Stefan is right. As long as there is force, there will be at least one person wielding it and at least one person against whom it will be wielded. It is horrible. And he is also right that assuming control of that force for any purpose – even that of lessening the force – is immoral because you are still using force. But it is still true that one person using less force is better than another person using more force. In a situation where force exists. And since it is impossible, right now, for the force to cease to exist, I support using it for the least destructive, the least evil end as possible.


Edit:
At 01:27:45 into his second debate, Stefan finally stated what I think he has meant all along: the argument of using the system against itself is illogical. If you use the state for any reason, you are using force; if you use force, it must be a value to you (i.e. you cannot be opposed to the use of force if you are using it to achieve an end); it is illogical (i.e. self-contradictory) to simultaneously maintain that force is evil and force is good. This is a conundrum about which I need to think. I agree that the argument is self-contradictory and therefore invalid, but is it truly what I am arguing? I have indeed said that my goal in voting for Ron Paul (i.e. using the political system) is to help eliminate that political system.

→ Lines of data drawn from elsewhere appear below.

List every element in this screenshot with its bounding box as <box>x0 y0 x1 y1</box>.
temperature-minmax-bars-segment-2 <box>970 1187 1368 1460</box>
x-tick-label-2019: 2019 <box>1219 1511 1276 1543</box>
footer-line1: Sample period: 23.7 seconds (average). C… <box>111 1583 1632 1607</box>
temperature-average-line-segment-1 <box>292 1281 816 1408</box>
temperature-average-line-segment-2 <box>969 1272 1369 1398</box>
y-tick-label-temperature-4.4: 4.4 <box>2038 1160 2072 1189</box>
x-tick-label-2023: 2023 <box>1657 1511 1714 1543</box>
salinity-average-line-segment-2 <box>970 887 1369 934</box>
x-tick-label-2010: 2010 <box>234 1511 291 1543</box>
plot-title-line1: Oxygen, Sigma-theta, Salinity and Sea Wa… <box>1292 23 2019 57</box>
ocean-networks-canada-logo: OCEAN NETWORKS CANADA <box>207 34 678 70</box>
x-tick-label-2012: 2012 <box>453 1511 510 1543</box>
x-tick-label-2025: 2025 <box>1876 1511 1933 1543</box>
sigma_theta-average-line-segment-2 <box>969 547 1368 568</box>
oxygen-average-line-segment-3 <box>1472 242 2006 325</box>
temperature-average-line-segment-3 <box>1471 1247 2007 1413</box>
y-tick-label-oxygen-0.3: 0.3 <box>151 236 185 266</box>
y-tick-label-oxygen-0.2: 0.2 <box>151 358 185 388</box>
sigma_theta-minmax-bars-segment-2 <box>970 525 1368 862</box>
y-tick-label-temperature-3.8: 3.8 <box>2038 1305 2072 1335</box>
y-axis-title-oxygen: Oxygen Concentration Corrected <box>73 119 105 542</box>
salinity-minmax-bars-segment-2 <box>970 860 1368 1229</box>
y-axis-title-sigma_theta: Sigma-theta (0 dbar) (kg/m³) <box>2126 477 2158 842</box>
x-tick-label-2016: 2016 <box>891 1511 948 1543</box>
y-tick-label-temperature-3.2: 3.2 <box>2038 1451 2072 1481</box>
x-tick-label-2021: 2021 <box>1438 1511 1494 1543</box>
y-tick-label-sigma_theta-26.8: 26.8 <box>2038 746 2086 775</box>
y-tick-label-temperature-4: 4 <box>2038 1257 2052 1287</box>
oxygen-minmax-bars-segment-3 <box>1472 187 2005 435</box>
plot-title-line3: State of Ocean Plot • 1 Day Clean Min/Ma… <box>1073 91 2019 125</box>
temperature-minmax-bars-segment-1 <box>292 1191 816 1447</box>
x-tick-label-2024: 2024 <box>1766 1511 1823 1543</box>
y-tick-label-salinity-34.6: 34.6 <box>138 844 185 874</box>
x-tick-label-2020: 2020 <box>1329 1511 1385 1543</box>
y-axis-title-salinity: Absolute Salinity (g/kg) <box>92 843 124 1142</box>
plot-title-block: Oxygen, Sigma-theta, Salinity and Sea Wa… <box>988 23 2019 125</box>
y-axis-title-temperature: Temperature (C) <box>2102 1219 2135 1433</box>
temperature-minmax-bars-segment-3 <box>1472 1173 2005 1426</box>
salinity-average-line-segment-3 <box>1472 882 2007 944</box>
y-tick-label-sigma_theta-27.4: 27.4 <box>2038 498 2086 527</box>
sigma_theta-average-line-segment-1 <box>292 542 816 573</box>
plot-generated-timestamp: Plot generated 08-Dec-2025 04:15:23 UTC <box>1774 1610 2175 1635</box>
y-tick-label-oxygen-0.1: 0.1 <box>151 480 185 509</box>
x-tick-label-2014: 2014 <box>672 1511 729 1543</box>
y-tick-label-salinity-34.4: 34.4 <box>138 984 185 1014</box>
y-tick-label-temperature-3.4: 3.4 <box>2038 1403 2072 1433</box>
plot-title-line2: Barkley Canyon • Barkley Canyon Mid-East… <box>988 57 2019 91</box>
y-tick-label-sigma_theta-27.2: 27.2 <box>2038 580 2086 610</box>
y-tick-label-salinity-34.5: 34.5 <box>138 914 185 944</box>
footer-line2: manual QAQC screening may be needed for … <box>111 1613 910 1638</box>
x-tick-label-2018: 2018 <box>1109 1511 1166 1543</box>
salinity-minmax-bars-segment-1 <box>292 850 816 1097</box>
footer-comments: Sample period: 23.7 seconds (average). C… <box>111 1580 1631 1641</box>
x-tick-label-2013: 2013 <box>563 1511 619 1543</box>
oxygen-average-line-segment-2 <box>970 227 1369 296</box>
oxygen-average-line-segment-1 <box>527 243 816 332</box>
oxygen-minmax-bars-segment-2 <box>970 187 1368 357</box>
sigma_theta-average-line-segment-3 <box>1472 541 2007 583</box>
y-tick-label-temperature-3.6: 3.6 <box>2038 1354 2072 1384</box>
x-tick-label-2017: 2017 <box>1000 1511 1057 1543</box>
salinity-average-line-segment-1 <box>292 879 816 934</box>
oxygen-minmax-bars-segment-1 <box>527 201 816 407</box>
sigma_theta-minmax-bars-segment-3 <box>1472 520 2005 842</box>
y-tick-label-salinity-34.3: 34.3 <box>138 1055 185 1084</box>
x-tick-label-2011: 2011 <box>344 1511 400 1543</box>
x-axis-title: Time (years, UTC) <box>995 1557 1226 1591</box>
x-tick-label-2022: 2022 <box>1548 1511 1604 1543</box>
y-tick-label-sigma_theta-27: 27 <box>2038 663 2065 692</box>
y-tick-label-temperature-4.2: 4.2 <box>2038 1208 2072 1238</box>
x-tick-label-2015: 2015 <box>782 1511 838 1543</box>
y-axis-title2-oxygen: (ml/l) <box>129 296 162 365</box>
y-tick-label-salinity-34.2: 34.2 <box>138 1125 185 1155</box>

I consider it an act of self defense - the state has aggressed against me. Is it not valid to use force in self-defense? If someone is shoot at me with a gun (assuming no direct or indirect provocation on my part), am I not logically and morally entitled to defend myself, possibly by using my own gun? To not defend oneself is to be a pacifist - to use no force, ever. I am opposed to pacifism because it invalidates the self; it holds the self as a lesser value than the use of violence. For example, if a pacific is unduly aggressed against, they hold the non-use of force as a higher value than their own life. My philosophy is that my life is my highest value (this does not give me the right to end other lives or take their property, etc. - the logic of Objectivism explains why). Since my life is a higher value to me than the non-use of force, then when there are no other perceived possibilities, I will defend myself with force if I am unduly aggressed against. If someone is shooting at me (assuming no direct or indirect provocation on my part), I will shoot back in defense. If someone is using force against me (assuming no direct or indirect provocation on my part), I will use force to defend myself. If the political system is robbing and oppressing me, I will use the political system against itself (use one program to eliminate another, use it's stolen money to enact programs that will cease the stealing of money, etc.). I will definitely contemplate this issue more.

3 comments:

mcmikemn said...

I recently read an essay by Roderick T. Long. It is a long essay, but easy to understand and worth the effort; he makes a number of the same arguments I make, but he is more eloquent and thorough.

mcmikemn said...

Stef had another debate - more of a discussion - with a 17 year old man about this (they hit other topics, too, but they discussed whether or not to vote for Ron Paul at least in the last half of the podcast). I am envious of this youn man's abilities to reason and express himself. While I hold some of the same views, I was merely unable to express them as eloquently or convincingly.

Anonymous said...

yeah, that kid was amazing, so knowledgeable and so thirsty for knowledge and insight, and that at 17... wow!